2012-11-05 15:15:00  5.0    Count
2012-11-05 15:25:00  5.0    Count
2012-11-05 15:35:00  2.0    Count
2012-11-05 15:40:00  5.0    Count
2012-11-05 15:45:00  5.0    Count

- Once everything is checked, remove the instance from the ELB and Terminate the instance.

Definition:

# as-create-launch-config config-prueba --image-id ami-0e5ee467 --instance-type t1.micro --monitoring-disabled --group web-servers --key juankeys

OK-Created launch config

as-create-auto-scaling-group grupo-prueba --launch-configuration config-prueba --availability-zones us-east-1a --min-size 0 --max-size 4 --load-balancers elb-prueba --health-check-type ELB --grace-period 120

OK-Created AutoScalingGroup

With as-create-launch-config we define the Instance configuration we will be using in our Auto Scaling Group: Launch config name, AMI ID, Intance Type, Advanced Monitoring (1 minute monitoring) disabled, Security Group and Key Pair to use.

With as-create-auto-scaling-group we define the group itself: Group Name, Launch Confing to use, AZs to deploy in, the minimum number of running instances that our application needs to run,  the maximum number of instances we desire to scale up to, ELB name, the Health Check type set to ELB (by default is the EC2 System Status) and the grace period of time grant to a instance before is checked after launch (in seconds).

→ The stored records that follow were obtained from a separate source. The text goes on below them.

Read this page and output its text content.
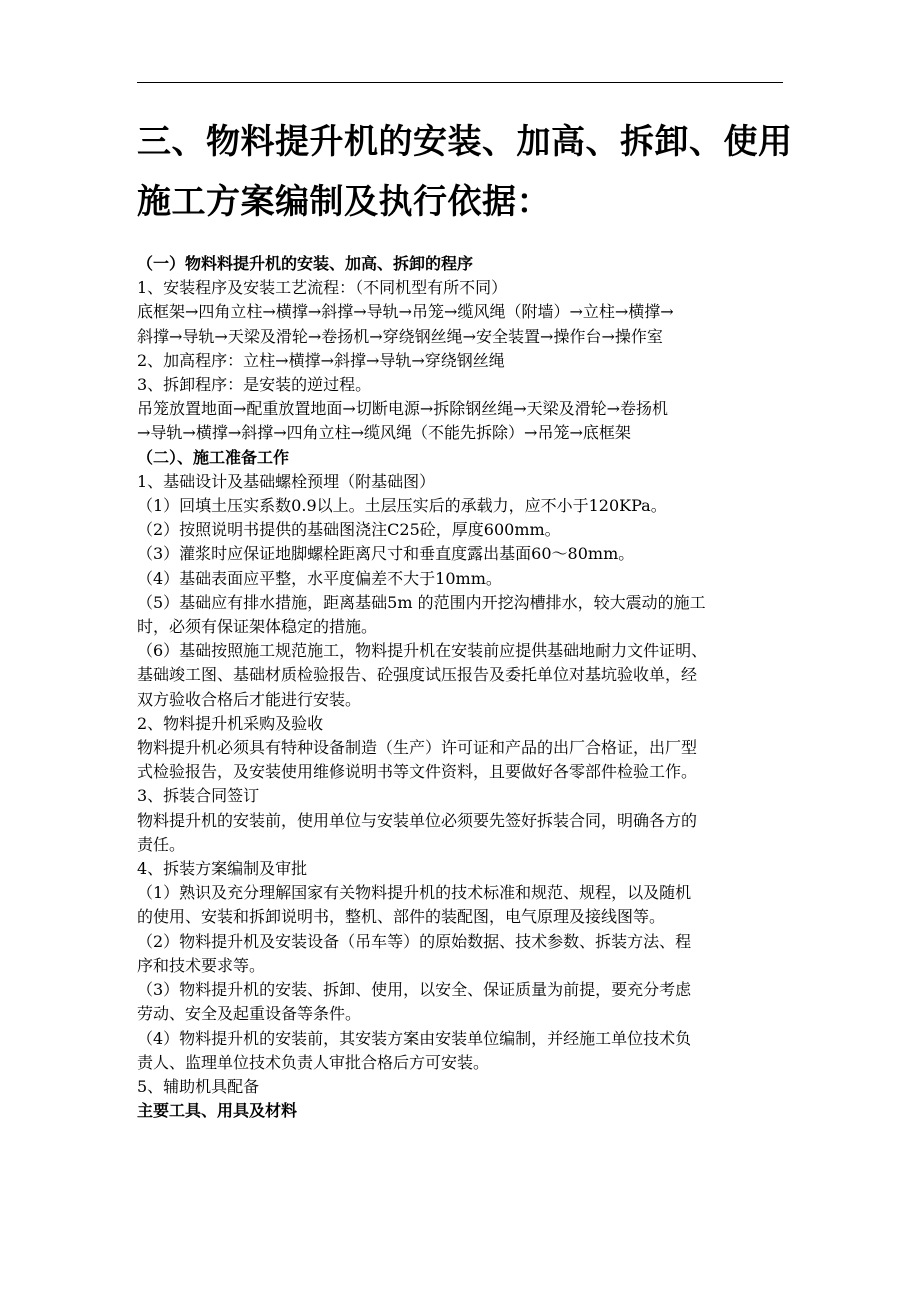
三、物料提升机的安装、加高、拆卸、使用
施工方案编制及执行依据：

（一）物料料提升机的安装、加高、拆卸的程序

1、安装程序及安装工艺流程：（不同机型有所不同）

底框架→四角立柱→横撑→斜撑→导轨→吊笼→缆风绳（附墙）→立柱→横撑→

斜撑→导轨→天梁及滑轮→卷扬机→穿绕钢丝绳→安全装置→操作台→操作室

2、加高程序：立柱→横撑→斜撑→导轨→穿绕钢丝绳

3、拆卸程序：是安装的逆过程。

吊笼放置地面→配重放置地面→切断电源→拆除钢丝绳→天梁及滑轮→卷扬机

→导轨→横撑→斜撑→四角立柱→缆风绳（不能先拆除）→吊笼→底框架

（二）、施工准备工作

1、基础设计及基础螺栓预埋（附基础图）

（1）回填土压实系数0.9以上。土层压实后的承载力，应不小于120KPa。

（2）按照说明书提供的基础图浇注C25砼，厚度600mm。

（3）灌浆时应保证地脚螺栓距离尺寸和垂直度露出基面60～80mm。

（4）基础表面应平整，水平度偏差不大于10mm。

（5）基础应有排水措施，距离基础5m 的范围内开挖沟槽排水，较大震动的施工

时，必须有保证架体稳定的措施。

（6）基础按照施工规范施工，物料提升机在安装前应提供基础地耐力文件证明、

基础竣工图、基础材质检验报告、砼强度试压报告及委托单位对基坑验收单，经

双方验收合格后才能进行安装。

2、物料提升机采购及验收

物料提升机必须具有特种设备制造（生产）许可证和产品的出厂合格证，出厂型

式检验报告，及安装使用维修说明书等文件资料，且要做好各零部件检验工作。

3、拆装合同签订

物料提升机的安装前，使用单位与安装单位必须要先签好拆装合同，明确各方的

责任。

4、拆装方案编制及审批

（1）熟识及充分理解国家有关物料提升机的技术标准和规范、规程，以及随机

的使用、安装和拆卸说明书，整机、部件的装配图，电气原理及接线图等。

（2）物料提升机及安装设备（吊车等）的原始数据、技术参数、拆装方法、程

序和技术要求等。

（3）物料提升机的安装、拆卸、使用，以安全、保证质量为前提，要充分考虑

劳动、安全及起重设备等条件。

（4）物料提升机的安装前，其安装方案由安装单位编制，并经施工单位技术负

责人、监理单位技术负责人审批合格后方可安装。

5、辅助机具配备

主要工具、用具及材料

as-put-scaling-policy scale-up-prueba --auto-scaling-group grupo-prueba --adjustment=1 --type ChangeInCapacity --cooldown 300

arn:aws:autoscaling:us-east-1:085366056805:scalingPolicy:36101053-f0f3-4c7c-bc4c-60a8a2a943a1:autoScalingGroupName/grupo-prueba:policyName/scale-up-prueba

With as-put-scaling-policy we create a Policy called "scale-up-prueba" for the previous created AS Group. When triggered it will increase the AS in one unit (one instance). No other AS activities for this Group are allowed until 300 seconds passes. After this successful API call a ARN identifier is returned. Save it because we will need it for the Alarm definition.

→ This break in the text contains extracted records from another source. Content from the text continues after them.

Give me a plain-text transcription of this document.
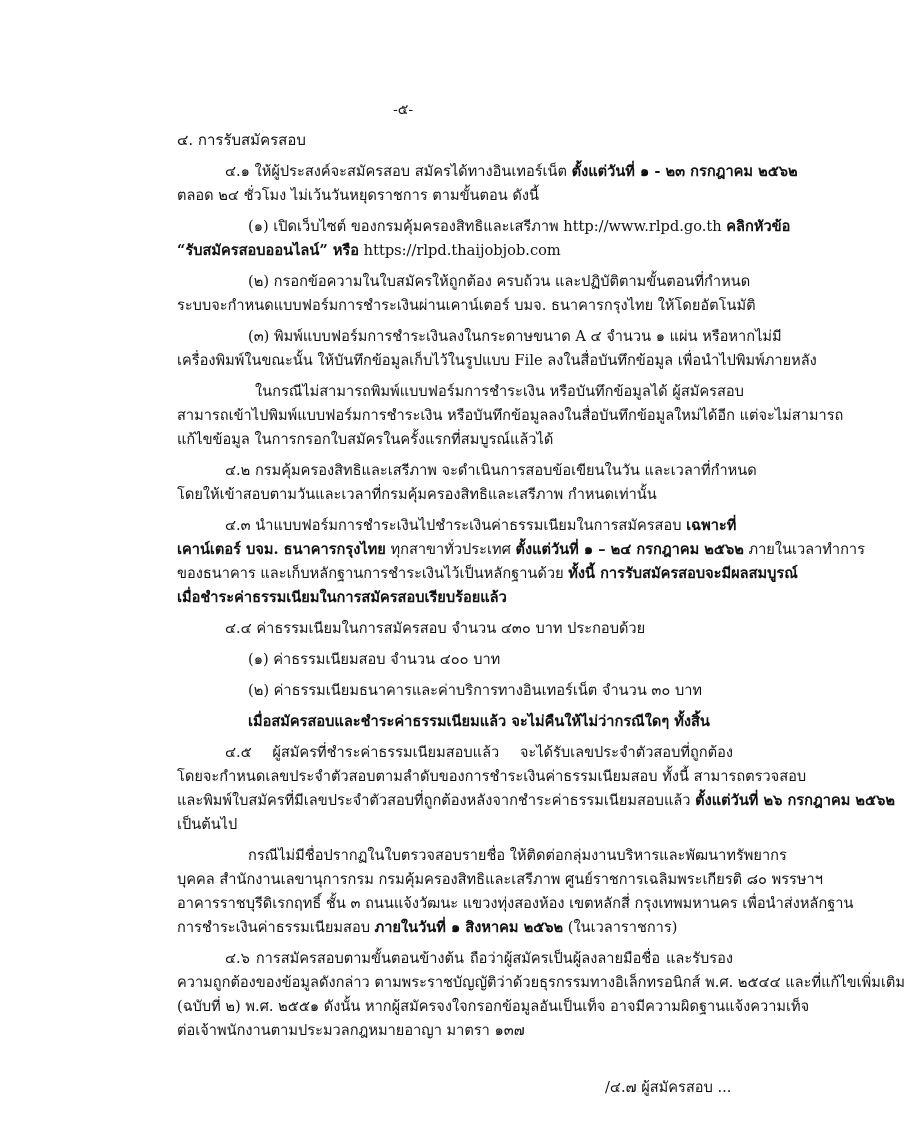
-๕-
๔. การรับสมัครสอบ
๔.๑ ให้ผู้ประสงค์จะสมัครสอบ สมัครได้ทางอินเทอร์เน็ต ตั้งแต่วันที่ ๑ - ๒๓ กรกฎาคม ๒๕๖๒
ตลอด ๒๔ ชั่วโมง ไม่เว้นวันหยุดราชการ ตามขั้นตอน ดังนี้
(๑) เปิดเว็บไซต์ ของกรมคุ้มครองสิทธิและเสรีภาพ http://www.rlpd.go.th คลิกหัวข้อ
“รับสมัครสอบออนไลน์” หรือ https://rlpd.thaijobjob.com
(๒) กรอกข้อความในใบสมัครให้ถูกต้อง ครบถ้วน และปฏิบัติตามขั้นตอนที่กำหนด
ระบบจะกำหนดแบบฟอร์มการชำระเงินผ่านเคาน์เตอร์ บมจ. ธนาคารกรุงไทย ให้โดยอัตโนมัติ
(๓) พิมพ์แบบฟอร์มการชำระเงินลงในกระดาษขนาด A ๔ จำนวน ๑ แผ่น หรือหากไม่มี
เครื่องพิมพ์ในขณะนั้น ให้บันทึกข้อมูลเก็บไว้ในรูปแบบ File ลงในสื่อบันทึกข้อมูล เพื่อนำไปพิมพ์ภายหลัง
ในกรณีไม่สามารถพิมพ์แบบฟอร์มการชำระเงิน หรือบันทึกข้อมูลได้ ผู้สมัครสอบ
สามารถเข้าไปพิมพ์แบบฟอร์มการชำระเงิน หรือบันทึกข้อมูลลงในสื่อบันทึกข้อมูลใหม่ได้อีก แต่จะไม่สามารถ
แก้ไขข้อมูล ในการกรอกใบสมัครในครั้งแรกที่สมบูรณ์แล้วได้
๔.๒ กรมคุ้มครองสิทธิและเสรีภาพ จะดำเนินการสอบข้อเขียนในวัน และเวลาที่กำหนด
โดยให้เข้าสอบตามวันและเวลาที่กรมคุ้มครองสิทธิและเสรีภาพ กำหนดเท่านั้น
๔.๓ นำแบบฟอร์มการชำระเงินไปชำระเงินค่าธรรมเนียมในการสมัครสอบ เฉพาะที่
เคาน์เตอร์ บจม. ธนาคารกรุงไทย ทุกสาขาทั่วประเทศ ตั้งแต่วันที่ ๑ – ๒๔ กรกฎาคม ๒๕๖๒ ภายในเวลาทำการ
ของธนาคาร และเก็บหลักฐานการชำระเงินไว้เป็นหลักฐานด้วย ทั้งนี้ การรับสมัครสอบจะมีผลสมบูรณ์
เมื่อชำระค่าธรรมเนียมในการสมัครสอบเรียบร้อยแล้ว
๔.๔ ค่าธรรมเนียมในการสมัครสอบ จำนวน ๔๓๐ บาท ประกอบด้วย
(๑) ค่าธรรมเนียมสอบ จำนวน ๔๐๐ บาท
(๒) ค่าธรรมเนียมธนาคารและค่าบริการทางอินเทอร์เน็ต จำนวน ๓๐ บาท
เมื่อสมัครสอบและชำระค่าธรรมเนียมแล้ว จะไม่คืนให้ไม่ว่ากรณีใดๆ ทั้งสิ้น
๔.๕ ผู้สมัครที่ชำระค่าธรรมเนียมสอบแล้ว จะได้รับเลขประจำตัวสอบที่ถูกต้อง
โดยจะกำหนดเลขประจำตัวสอบตามลำดับของการชำระเงินค่าธรรมเนียมสอบ ทั้งนี้ สามารถตรวจสอบ
และพิมพ์ใบสมัครที่มีเลขประจำตัวสอบที่ถูกต้องหลังจากชำระค่าธรรมเนียมสอบแล้ว ตั้งแต่วันที่ ๒๖ กรกฎาคม ๒๕๖๒
เป็นต้นไป
กรณีไม่มีชื่อปรากฏในใบตรวจสอบรายชื่อ ให้ติดต่อกลุ่มงานบริหารและพัฒนาทรัพยากร
บุคคล สำนักงานเลขานุการกรม กรมคุ้มครองสิทธิและเสรีภาพ ศูนย์ราชการเฉลิมพระเกียรติ ๘๐ พรรษาฯ
อาคารราชบุรีดิเรกฤทธิ์ ชั้น ๓ ถนนแจ้งวัฒนะ แขวงทุ่งสองห้อง เขตหลักสี่ กรุงเทพมหานคร เพื่อนำส่งหลักฐาน
การชำระเงินค่าธรรมเนียมสอบ ภายในวันที่ ๑ สิงหาคม ๒๕๖๒ (ในเวลาราชการ)
๔.๖ การสมัครสอบตามขั้นตอนข้างต้น ถือว่าผู้สมัครเป็นผู้ลงลายมือชื่อ และรับรอง
ความถูกต้องของข้อมูลดังกล่าว ตามพระราชบัญญัติว่าด้วยธุรกรรมทางอิเล็กทรอนิกส์ พ.ศ. ๒๕๔๔ และที่แก้ไขเพิ่มเติม
(ฉบับที่ ๒) พ.ศ. ๒๕๕๑ ดังนั้น หากผู้สมัครจงใจกรอกข้อมูลอันเป็นเท็จ อาจมีความผิดฐานแจ้งความเท็จ
ต่อเจ้าพนักงานตามประมวลกฎหมายอาญา มาตรา ๑๓๗
/๔.๗ ผู้สมัครสอบ ...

mon-put-metric-alarm scale-up-alarm --comparison-operator GreaterThanThreshold --evaluation-periods 1 --metric-name httpd-busyworkers --namespace "AS:grupo-prueba" --period 600 --statistic Average --threshold 10 --alarm-actions arn:aws:autoscaling:us-east-1:085366056805:scalingPolicy:36101053-f0f3-4c7c-bc4c-60a8a2a943a1:autoScalingGroupName/grupo-prueba:policyName/scale-up-prueba

OK-Created Alarm

With mon-put-metric-alarm we create a new CloudWatch alarm called "scale-up-alarm" that will be triggered when the last 10 minutes average of all the values of "httpd-busymetrics" is bigger than 10. Then the scale up policy will be executed through the ARN identifier. In this example, each Apache server with no external load has an average of 5 busyworkers so a good way to test it is to define a threshold of 10 to increase our cluster capacity. In a real world configuration those values will be very different and you have to tune them to mach your application.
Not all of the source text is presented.